O SIVICC vai permitir, por exemplo, combater fraudes fiscais e aduaneiras, terrorismo, tráfico de droga, catástrofes ambientais, protecção de actividades económicas e combate à imigração clandestina por via marítima.

Quase três anos depois do previsto, entrou esta segunda-feira em funcionamento o Sistema Integrado de Vigilância Comando e Controlo (SIVICC) para a costa portuguesa. O ministro da Administração Interna, Miguel Macedo, reconheceu as "dificuldades e problemas" que se colocaram ao longo dos anos.

Na cerimónia que assinalou a entrada em funcionamento do SIVICC, que decorreu esta segunda-feira na Unidade de Controlo Costeiro da (UCC) da GNR, Miguel Macedo classificou o momento como "o fim do calvário", tendo em conta as "dificuldades e problemas" que se colocaram ao longo dos anos no terreno para colocar o sistema totalmente operacional.

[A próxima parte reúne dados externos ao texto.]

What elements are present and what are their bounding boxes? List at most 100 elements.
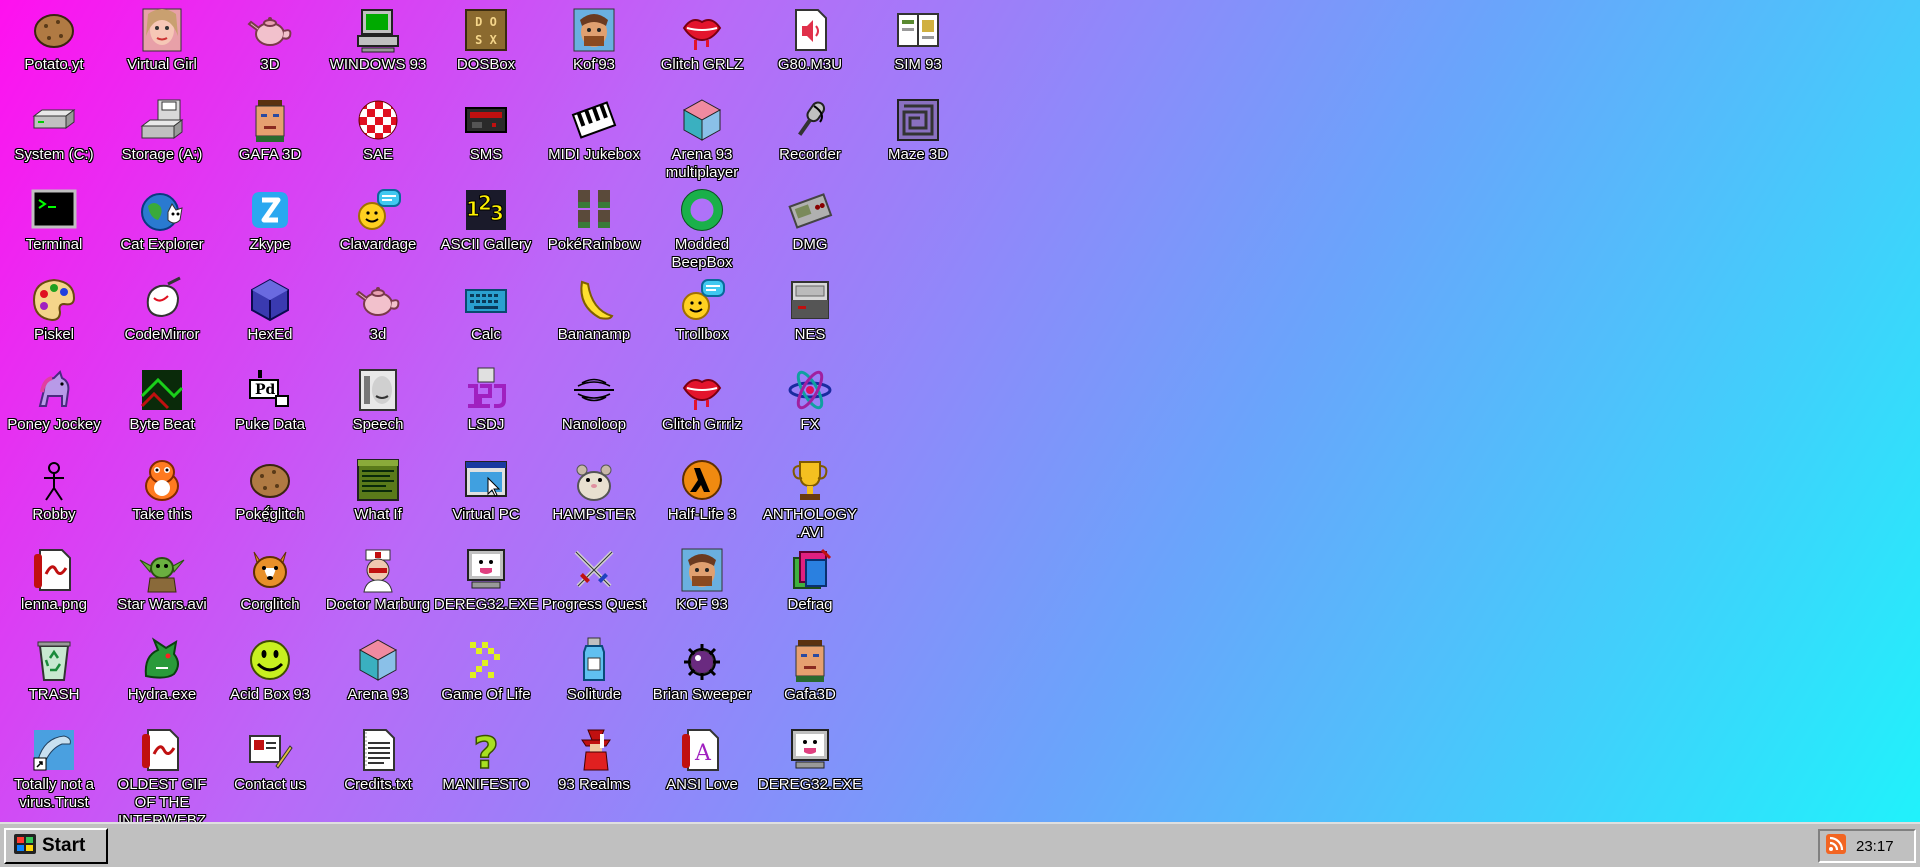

O ministro explicou que foi "necessário ultrapassar" uma série de questões relacionadas com a localização dos 20 postos fixos que compõem o SIVICC, dado que alguns deles estão colocados em zonas onde há servidões militares e restrições do ponto de vista ambiental, tendo sido necessário a colaboração dos Ministérios da Defesa e da Agricultura para ultrapassar esses problemas.

“Eu desesperava para ter operacional o sistema, porque ele é realmente importante, e se não fosse a colaboração do ministério da Defesa e da Agricultar, provavelmente ainda não tínhamos ultrapassado as dificuldades", adiantou.

Além do ministro do Interior espanhol, Jorge Fernández Díaz, esteve também presente na cerimónia o ministro da Defesa, José Pedro Aguiar-Branco.

Para que serve o SIVICC
O SIVICC, sistema de vigilância gerido e operado pela UCC da GNR, destina-se a garantir a segurança da costa portuguesa, permitindo a detecção e o combate a ameaças nos domínios da fraudes fiscais e aduaneiras, terrorismo, tráfico de droga, catástrofes ambientais, protecção de actividades económicas e combate à imigração clandestina por via marítima.

O alcance do sistema, sob a responsabilidade da GNR, vai até às 24 milhas náuticas, prevendo ainda uma ligação ao sistema homónimo espanhol SIVE (Sistema Integrado de Vigilância Interior), operado pela Guarda Civil nas fronteiras Norte e Sul.

O desenvolvimento do SIVICC, adjudicado em 2009 à empresa Indra, através de concurso público internacional, decorreu em quatro fases, tendo início em 2010 e o custo global do projecto rondou os 31,2 milhões de euros.